Le célèbre sociologue était très conscient de la nécessité de s'appuyer sur quelqu'un qui connaissait parfaitement l'université espagnole après avoir vécu des décennies à l'étranger, et Pingarrón, avec son attitude très accessible et affable, a non seulement répondu à cette exigence, mais a également bénéficié du plein soutien du conférence des recteurs, qui n'ont jamais cessé de le considérer comme l'un d'entre eux. Un fait qui met parfois les syndicats mal à l’aise dans les négociations. En fait, les recteurs ont demandé à Castells que le secrétaire général continue.
La quadrature du cercle
Pingarrón a avoué lors d'un événement à l'UNED que la clôture de la Loi Organique du Système Universitaire (LOSU) était presque impossible, « on parvient à la quadrature du cercle », car les intérêts des différents groupes (syndicats, recteurs, étudiants) sont parfois antagonistes et plaire à l’un signifie irriter l’autre. La loi était sur le point de dérailler fin 2021 avec Castells, lorsque les recteurs ont failli se mutiner, et les eaux ne sont revenues à la normale qu'avec l'arrivée de Subirats en 2022, après avoir quitté le sociologue pour cause de problèmes de santé. Finalement, la loi a été votée avec les votes en faveur de 10 partis, mais sans grands défenseurs. Tous les groupes ont gagné et perdu avec la norme, ce qui empêche quiconque de se sentir très satisfait.
Pingarrón, le seul à avoir connu le processus de réforme depuis ses débuts, a joué un rôle fondamental dans cette dentelle aux fuseaux.

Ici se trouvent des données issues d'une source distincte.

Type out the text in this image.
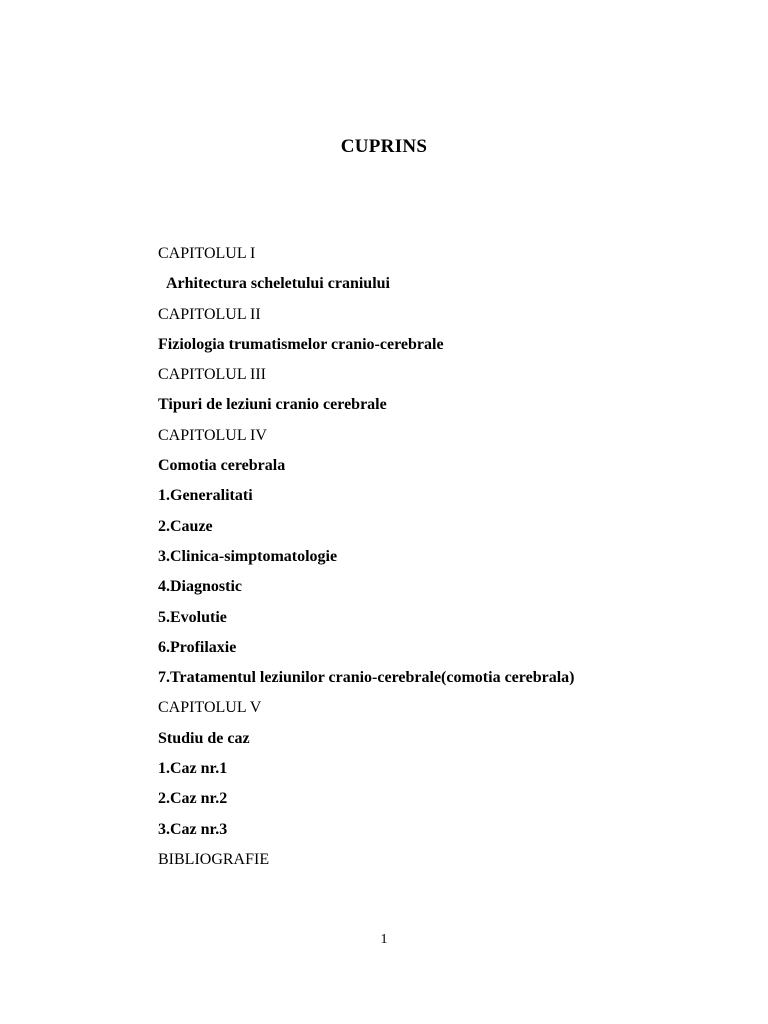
CUPRINS
CAPITOLUL I
Arhitectura scheletului craniului
CAPITOLUL II
Fiziologia trumatismelor cranio-cerebrale
CAPITOLUL III
Tipuri de leziuni cranio cerebrale
CAPITOLUL IV
Comotia cerebrala
1.Generalitati
2.Cauze
3.Clinica-simptomatologie
4.Diagnostic
5.Evolutie
6.Profilaxie
7.Tratamentul leziunilor cranio-cerebrale(comotia cerebrala)
CAPITOLUL V
Studiu de caz
1.Caz nr.1
2.Caz nr.2
3.Caz nr.3
BIBLIOGRAFIE
1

C'est pour cela que Subirats, ami de Castells et également élu ministre par En Comú Podem, l'a gardé. Ensemble, ils ont réussi à améliorer les relations tendues entre les ministères des Sciences et des Universités, condamnés à se comprendre – ils avaient de nombreux pouvoirs partagés – pour mener à bien leur politique. Avec l'arrivée de Morant, les responsables des ministères et les résidents du bâtiment ont finalement commencé à se réunir périodiquement, jusqu'à ce que le ministre commence à gouverner l'ensemble de l'espace.
Morant a gardé Pingarrón, qui connaissait tous les tenants et aboutissants de la loi, comme secrétaire général, mais pas l'équipe universitaire qui s'est éloignée subitement ; bien qu'il ait fallu un certain temps pour le confirmer publiquement à ce poste. Cinq mois plus tard, il quitte le gouvernement et retournera dans son département de chimie analytique à la Complutense. Reste maintenant à appliquer la loi et à refaire les calculs économiques.